Puis, le samedi, son frère Alex nous a éclairés. Il disait que lui et les autres étaient capables, sur un tour, de tenir un bon rythme. Mais que Marc pouvait le faire 24 tours, ce qui relevait de l’impossible pour toute la grille sauf lui. Je n’ai pas le souvenir, par exemple, que l’on parle de Rossi en ces termes, même au plus fort de sa domination, c’est-à-dire dans la première moitié de la décennie 2000.

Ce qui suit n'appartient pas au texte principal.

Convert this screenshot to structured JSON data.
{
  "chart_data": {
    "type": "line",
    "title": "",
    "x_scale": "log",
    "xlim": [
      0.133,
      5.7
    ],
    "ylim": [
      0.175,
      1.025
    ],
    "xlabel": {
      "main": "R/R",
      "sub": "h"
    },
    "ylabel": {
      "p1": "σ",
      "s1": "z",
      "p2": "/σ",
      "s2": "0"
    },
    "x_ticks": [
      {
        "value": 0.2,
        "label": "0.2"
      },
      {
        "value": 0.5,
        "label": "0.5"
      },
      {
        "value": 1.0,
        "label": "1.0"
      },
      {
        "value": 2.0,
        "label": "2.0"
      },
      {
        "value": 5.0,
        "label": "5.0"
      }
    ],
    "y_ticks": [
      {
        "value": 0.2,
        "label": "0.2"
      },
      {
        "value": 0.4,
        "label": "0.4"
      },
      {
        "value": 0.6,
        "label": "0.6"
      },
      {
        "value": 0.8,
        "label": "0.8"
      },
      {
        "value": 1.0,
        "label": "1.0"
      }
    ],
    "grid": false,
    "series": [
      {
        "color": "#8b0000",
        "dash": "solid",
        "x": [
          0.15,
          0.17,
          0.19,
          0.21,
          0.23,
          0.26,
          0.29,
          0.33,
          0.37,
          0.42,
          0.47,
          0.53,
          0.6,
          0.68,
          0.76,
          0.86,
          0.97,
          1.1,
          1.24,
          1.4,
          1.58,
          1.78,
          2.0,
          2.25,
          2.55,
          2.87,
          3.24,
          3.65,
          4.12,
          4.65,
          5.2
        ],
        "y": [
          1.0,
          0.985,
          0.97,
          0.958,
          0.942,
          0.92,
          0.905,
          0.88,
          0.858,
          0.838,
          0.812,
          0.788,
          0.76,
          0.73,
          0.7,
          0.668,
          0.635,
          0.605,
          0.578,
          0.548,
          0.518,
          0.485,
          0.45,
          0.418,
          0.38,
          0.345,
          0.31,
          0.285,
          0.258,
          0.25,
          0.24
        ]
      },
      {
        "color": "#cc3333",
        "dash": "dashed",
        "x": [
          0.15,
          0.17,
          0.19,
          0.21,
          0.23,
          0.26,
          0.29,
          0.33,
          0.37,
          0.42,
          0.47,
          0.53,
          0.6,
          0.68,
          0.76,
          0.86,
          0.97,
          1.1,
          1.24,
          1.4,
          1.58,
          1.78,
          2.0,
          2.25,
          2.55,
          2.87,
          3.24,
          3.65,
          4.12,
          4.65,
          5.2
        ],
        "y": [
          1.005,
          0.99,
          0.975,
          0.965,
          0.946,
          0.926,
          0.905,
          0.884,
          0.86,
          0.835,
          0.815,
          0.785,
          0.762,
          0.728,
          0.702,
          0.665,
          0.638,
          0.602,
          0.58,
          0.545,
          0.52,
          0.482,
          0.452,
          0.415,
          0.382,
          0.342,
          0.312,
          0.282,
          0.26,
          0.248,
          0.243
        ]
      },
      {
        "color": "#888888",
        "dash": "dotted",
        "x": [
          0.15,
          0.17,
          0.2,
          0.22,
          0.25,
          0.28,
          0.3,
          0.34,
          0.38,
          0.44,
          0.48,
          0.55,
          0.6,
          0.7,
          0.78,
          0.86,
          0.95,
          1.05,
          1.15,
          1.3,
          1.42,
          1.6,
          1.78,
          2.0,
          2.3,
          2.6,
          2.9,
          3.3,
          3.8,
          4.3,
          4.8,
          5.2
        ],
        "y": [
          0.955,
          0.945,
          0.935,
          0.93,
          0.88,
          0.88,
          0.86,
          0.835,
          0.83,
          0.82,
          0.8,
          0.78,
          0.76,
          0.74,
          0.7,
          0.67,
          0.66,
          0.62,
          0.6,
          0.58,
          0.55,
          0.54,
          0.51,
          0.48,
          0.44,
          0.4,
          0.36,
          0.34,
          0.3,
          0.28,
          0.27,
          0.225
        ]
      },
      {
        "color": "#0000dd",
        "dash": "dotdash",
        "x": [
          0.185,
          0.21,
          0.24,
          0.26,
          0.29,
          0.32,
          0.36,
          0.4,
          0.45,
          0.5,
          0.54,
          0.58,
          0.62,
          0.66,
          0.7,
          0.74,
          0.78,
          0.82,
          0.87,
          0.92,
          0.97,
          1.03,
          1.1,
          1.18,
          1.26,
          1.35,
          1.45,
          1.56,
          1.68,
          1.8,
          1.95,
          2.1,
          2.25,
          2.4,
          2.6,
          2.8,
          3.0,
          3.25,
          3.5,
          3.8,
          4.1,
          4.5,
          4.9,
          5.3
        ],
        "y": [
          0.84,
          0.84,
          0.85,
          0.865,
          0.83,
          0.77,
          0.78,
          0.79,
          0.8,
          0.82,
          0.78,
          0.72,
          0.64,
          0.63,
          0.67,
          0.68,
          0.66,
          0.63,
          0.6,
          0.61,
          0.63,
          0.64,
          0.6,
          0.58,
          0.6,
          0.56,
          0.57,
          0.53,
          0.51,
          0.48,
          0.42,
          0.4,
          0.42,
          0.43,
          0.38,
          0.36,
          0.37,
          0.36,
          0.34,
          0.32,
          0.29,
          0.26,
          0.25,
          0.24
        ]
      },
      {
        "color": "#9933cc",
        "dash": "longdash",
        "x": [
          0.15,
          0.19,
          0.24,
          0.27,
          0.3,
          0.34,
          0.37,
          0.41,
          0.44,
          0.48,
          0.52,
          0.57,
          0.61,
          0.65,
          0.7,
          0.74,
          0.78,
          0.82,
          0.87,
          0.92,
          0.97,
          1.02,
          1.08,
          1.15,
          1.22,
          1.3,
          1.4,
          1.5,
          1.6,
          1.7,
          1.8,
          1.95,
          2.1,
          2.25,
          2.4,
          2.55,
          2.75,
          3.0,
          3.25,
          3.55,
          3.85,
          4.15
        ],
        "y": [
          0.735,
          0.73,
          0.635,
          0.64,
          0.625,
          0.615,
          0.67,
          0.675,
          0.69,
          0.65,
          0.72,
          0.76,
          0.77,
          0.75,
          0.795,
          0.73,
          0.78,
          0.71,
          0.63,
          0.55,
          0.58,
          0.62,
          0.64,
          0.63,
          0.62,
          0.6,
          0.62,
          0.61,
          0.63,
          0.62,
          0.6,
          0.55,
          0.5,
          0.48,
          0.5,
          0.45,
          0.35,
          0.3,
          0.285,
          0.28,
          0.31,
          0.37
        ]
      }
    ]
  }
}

Quel bilan tirer de tout ça ? Eh bien, c’est le meilleur, voilà tout. Et je crois que tous le savent, même ceux qui jouent le titre face à lui. En MotoGP, les résultats dépendent uniquement de Marquez, tout comme le spectacle d’ailleurs. C’est pour cette raison que je n’ai jamais cessé de croire en ses chances même lorsqu’il accusait un retard de plus de 100 points, après son retour au Mugello. Il fait la pluie et le beau temps ; s’il décide de se donner pour gagner – au risque de se blesser, attention – alors il sortira vainqueur. L’écart de niveau entre lui et les autres est presque inquiétant.
Un titre assuré ?
Qu’en est-il de ses chances pour le titre mondial ? Marquez est revenu deuxième du classement à 19 points de Jorge Martin. Il sait que, face à des adversaires assez largement inférieurs, il n’a pas besoin d’écraser la concurrence à chaque Grand Prix. Ainsi, je l’imagine gérer sur des pistes moins favorables, car les blessures lui font plus peur que Bezzecchi et consorts. S’il est titré en fin de saison, ça ne surprendra personne. Et, cela n’engage que moi, mais si Marquez ne l’est pas, c’est qu’il n’était physiquement pas en mesure de sauver assez de points sur les circuits défavorables. Qui d’autre sortirait victorieux et aurait le cran de dire : « Cette année, j’ai été le meilleur pilote » ? Personne.
Je suis curieux de savoir ce que vous pensez de l’écart entre Marc Marquez et les autres. Dites-le-moi en commentaires !
Pour rappel, cet article ne reflète que la pensée de son auteur, et pas de l’entièreté de la rédaction.